I've been working toward the same goal utilizing Chromium Embedded Frame on windows. The Apple port of Webkit for Windows depends on their ported stack and is frankly a giant pain in the ass to get reliably compiling. the WinCairo version has seen a lot of improvement but last I checked it was still lagging pretty far behind in terms of support for bleeding edge rendering stuff. Chromium's WebKit implementation is just really awesome, as is the whole set of supporting libraries. Not to mention Chromium has been all around the best browser in terms of performance and support for cutting edge features since its debut.
CEF wraps Chromium in a more bite-sized dose designed for embedding in applications. It manages to keep the feature set without sacrificing performance. There's a few issues, notably with WebGL, mostly because CEF up to now has been implemented using Chromium's single-threaded architecture, which CEF's creator has noted gets a lot less attention from Chromium's developers, so work is being done to switch it over.C
CEF was originally created for Windows, though design to be cross platform. Currently the Mac implementation is nearly complete and the Linux is workable and has seen a large uptick in participation over the last few weeks to push it over the finish line.

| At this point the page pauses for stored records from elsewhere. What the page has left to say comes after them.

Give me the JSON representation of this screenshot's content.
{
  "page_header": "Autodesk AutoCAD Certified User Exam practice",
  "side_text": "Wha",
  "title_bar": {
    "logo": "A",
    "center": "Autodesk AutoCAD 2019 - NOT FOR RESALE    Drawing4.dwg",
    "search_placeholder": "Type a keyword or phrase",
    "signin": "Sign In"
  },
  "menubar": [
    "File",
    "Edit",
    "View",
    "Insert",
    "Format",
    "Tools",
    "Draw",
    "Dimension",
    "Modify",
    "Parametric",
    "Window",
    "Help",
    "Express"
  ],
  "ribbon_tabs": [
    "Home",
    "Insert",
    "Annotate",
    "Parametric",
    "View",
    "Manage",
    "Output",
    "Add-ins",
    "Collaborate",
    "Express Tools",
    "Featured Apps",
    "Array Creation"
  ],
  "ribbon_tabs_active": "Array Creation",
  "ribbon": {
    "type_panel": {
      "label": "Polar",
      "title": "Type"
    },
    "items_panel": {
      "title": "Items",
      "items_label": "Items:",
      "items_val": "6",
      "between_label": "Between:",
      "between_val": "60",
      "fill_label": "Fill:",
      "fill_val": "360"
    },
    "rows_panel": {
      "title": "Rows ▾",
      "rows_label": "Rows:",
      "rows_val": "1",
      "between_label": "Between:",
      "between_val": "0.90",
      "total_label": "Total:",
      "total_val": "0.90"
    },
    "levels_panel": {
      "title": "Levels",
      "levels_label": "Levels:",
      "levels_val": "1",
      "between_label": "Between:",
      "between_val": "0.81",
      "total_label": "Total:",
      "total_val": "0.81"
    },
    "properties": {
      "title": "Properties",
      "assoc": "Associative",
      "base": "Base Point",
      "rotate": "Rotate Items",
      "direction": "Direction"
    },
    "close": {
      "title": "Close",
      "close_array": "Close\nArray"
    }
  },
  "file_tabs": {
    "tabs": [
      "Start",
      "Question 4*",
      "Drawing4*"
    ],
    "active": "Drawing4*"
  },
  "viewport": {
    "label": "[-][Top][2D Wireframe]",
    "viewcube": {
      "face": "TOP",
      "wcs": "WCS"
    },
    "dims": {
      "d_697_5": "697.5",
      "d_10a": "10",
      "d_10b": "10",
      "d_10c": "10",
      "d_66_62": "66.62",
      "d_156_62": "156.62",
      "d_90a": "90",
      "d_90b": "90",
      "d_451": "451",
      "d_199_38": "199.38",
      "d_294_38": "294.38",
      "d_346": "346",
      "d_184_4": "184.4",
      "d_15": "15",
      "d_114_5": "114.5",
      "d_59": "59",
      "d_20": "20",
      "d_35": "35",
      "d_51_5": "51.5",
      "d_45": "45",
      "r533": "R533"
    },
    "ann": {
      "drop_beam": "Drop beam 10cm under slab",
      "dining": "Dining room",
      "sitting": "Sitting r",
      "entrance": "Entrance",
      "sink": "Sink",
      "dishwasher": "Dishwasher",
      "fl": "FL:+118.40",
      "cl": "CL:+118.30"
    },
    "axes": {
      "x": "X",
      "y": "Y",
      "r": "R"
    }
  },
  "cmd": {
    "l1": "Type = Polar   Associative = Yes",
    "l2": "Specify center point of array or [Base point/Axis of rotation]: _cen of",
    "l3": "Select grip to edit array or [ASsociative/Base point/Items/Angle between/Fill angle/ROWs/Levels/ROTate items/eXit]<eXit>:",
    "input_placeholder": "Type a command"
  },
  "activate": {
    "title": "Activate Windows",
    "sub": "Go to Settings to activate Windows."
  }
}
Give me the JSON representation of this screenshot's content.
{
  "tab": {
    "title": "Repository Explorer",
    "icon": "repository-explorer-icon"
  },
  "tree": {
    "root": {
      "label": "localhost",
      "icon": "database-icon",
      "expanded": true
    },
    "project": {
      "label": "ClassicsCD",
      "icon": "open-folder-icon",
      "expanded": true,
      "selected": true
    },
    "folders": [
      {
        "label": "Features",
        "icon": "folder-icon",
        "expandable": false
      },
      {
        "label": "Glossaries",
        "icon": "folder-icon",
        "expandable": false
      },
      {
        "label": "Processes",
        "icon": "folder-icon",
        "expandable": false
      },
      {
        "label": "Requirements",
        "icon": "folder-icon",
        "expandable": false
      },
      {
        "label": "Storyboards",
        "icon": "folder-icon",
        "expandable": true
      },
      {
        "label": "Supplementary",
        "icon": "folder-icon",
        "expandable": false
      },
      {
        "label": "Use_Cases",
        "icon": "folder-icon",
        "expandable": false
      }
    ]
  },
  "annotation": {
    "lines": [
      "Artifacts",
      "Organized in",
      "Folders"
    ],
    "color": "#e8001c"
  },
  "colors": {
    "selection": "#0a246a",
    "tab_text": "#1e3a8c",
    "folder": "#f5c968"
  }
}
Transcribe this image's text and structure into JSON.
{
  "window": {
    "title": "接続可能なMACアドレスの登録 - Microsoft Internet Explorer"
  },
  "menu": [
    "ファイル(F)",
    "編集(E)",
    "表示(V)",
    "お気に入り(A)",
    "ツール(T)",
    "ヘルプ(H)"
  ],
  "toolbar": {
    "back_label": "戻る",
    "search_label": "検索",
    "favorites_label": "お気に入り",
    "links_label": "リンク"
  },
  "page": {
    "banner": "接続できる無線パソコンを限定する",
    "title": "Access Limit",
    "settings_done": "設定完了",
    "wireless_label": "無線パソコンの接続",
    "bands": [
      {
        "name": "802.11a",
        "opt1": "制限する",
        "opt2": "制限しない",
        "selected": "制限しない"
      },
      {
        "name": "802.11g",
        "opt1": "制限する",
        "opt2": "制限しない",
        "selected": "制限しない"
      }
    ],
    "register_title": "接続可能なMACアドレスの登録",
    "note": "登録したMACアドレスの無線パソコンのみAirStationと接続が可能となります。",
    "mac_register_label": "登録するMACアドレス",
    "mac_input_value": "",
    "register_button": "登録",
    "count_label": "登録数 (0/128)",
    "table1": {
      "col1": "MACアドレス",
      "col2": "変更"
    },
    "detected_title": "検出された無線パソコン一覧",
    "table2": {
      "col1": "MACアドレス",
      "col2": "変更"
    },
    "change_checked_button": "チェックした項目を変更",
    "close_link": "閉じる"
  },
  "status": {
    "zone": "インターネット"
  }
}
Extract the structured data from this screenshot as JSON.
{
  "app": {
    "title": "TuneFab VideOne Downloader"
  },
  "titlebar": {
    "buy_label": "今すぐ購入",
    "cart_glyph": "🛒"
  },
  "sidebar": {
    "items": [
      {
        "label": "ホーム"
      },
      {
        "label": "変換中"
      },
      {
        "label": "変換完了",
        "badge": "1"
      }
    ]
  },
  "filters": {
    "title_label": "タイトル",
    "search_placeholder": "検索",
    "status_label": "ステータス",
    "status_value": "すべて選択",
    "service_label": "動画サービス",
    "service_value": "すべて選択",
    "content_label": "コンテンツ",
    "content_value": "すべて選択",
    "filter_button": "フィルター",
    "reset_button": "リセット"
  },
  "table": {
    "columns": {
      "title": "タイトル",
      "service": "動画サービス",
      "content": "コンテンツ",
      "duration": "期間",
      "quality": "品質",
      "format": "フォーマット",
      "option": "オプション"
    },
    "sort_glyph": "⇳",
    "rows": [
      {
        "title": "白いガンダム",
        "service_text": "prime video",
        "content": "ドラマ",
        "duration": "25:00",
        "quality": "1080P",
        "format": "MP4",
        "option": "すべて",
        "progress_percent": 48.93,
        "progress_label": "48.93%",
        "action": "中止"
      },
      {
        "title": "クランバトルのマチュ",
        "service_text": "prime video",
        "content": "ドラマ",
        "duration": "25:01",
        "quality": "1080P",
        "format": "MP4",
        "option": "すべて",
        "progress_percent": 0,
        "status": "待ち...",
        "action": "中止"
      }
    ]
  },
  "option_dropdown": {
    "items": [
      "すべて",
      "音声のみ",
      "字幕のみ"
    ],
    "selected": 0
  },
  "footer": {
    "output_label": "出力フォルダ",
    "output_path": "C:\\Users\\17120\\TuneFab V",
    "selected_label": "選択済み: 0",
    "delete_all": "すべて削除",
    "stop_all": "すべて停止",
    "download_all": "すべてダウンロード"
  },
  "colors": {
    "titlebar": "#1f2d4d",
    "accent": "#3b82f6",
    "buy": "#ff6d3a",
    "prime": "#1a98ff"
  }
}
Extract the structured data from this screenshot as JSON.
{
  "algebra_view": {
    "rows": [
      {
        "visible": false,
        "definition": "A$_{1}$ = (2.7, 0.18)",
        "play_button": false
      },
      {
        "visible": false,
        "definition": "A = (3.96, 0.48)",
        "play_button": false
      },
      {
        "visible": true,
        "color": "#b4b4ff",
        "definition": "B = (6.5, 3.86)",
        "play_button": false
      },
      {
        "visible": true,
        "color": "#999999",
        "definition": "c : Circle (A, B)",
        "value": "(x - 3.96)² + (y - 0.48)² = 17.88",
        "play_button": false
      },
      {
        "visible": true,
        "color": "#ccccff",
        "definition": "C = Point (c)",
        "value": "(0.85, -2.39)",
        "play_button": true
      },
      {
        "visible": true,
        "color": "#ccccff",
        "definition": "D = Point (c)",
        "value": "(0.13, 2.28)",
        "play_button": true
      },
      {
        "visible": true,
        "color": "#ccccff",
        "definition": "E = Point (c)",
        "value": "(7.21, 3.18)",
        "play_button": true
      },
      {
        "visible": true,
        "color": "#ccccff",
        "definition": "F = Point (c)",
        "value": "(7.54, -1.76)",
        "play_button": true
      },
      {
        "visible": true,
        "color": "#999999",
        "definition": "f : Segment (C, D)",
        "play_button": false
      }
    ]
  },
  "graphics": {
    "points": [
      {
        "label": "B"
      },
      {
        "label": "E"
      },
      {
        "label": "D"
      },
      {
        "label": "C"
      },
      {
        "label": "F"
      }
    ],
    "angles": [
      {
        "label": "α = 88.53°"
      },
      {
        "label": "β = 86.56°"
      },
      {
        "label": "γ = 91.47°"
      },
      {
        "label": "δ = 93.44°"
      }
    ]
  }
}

Binaries are released once every couple months or so. It has to be regularly rebaselined because of how fast Chromium changes, so if you want to build it you need to make sure you're using one of the listed compatible Chromium builds.
My owns goal has been in accomplishing something similar to what Titanium provides but focused specifically Javascript bindings to control web frames which are the primarily or sole GUI representation. I've managed to accomplish a basic implementation of this with CEF and C++ on windows after trudging through the whole learning process, (as many people who end up with this goal) with C++ not being something I had a lot of experience with. In placing additional requirements on it for myself I also complicated it, specifically implementation desktop alpha composting with completely transparent parent window and the web view being the absolute only visible piece, and with the ability to blend over the desktop. But I did get it eventually.
Right now there's three parts I'm working on. The first is just trudging through exposing some more API's to Javascript. Not difficult, just boring. This is done via CEF's thin wrappers to the V8 in Chromium before any frame's are visible. I have it so that I just implement the basic function wrappers needed in C++ and then the Javascript binding code is loaded from a file so almost everything lies outside of compilation.
The other part I'm looking into is options for Node integration. There's a few routes here. As far as I've been able to ascertain, having multiple execution contexts going for one shared V8 heap isn't even thinkable. I don't know what would be involved with with using a single implementation of V8 for both Chromium and Node, or what parts of Chromium I'd need to break as a module somehow to allow Node to act as the brain for a Chromium instance. I've over and over the massive amount of code that makes up Chromium and I have an idea, but there's just so much that nailing it is non-trivial.
The rest of the options are various forms of inter-process communication between Node's V8 and Chromium's V8, what the potential bandwidth of those would be, and what kind of abstractions would be useful. Where should the line be drawn in terms of who handles what, and how things are handed off back and forth. At this point it becomes the same questions you'd ask in terms of coordinating multiple instances of Node cooperating together. Actually accomplishing the task of communicating is trivial beyond what I have already, it's just a matter of what form that takes.
Longer term goal is in building out clean toolkits/apis for building desktop guis. There's a ton of javascript interface libraries out there but almost nothing that really works well on the desktop. Beyond that I want to figure out how to hook set up the render chain on this to see if I can get Chromium writing directly to Windows 7's DirectX buffer which would allow for no performance degradation while running 60 FPS alpha blended atop desktop 3d rendering, since Windows 7 is already being rendered using Direct X already if you have Aero on. It's just a matter of getting Chromium to spit it out for you.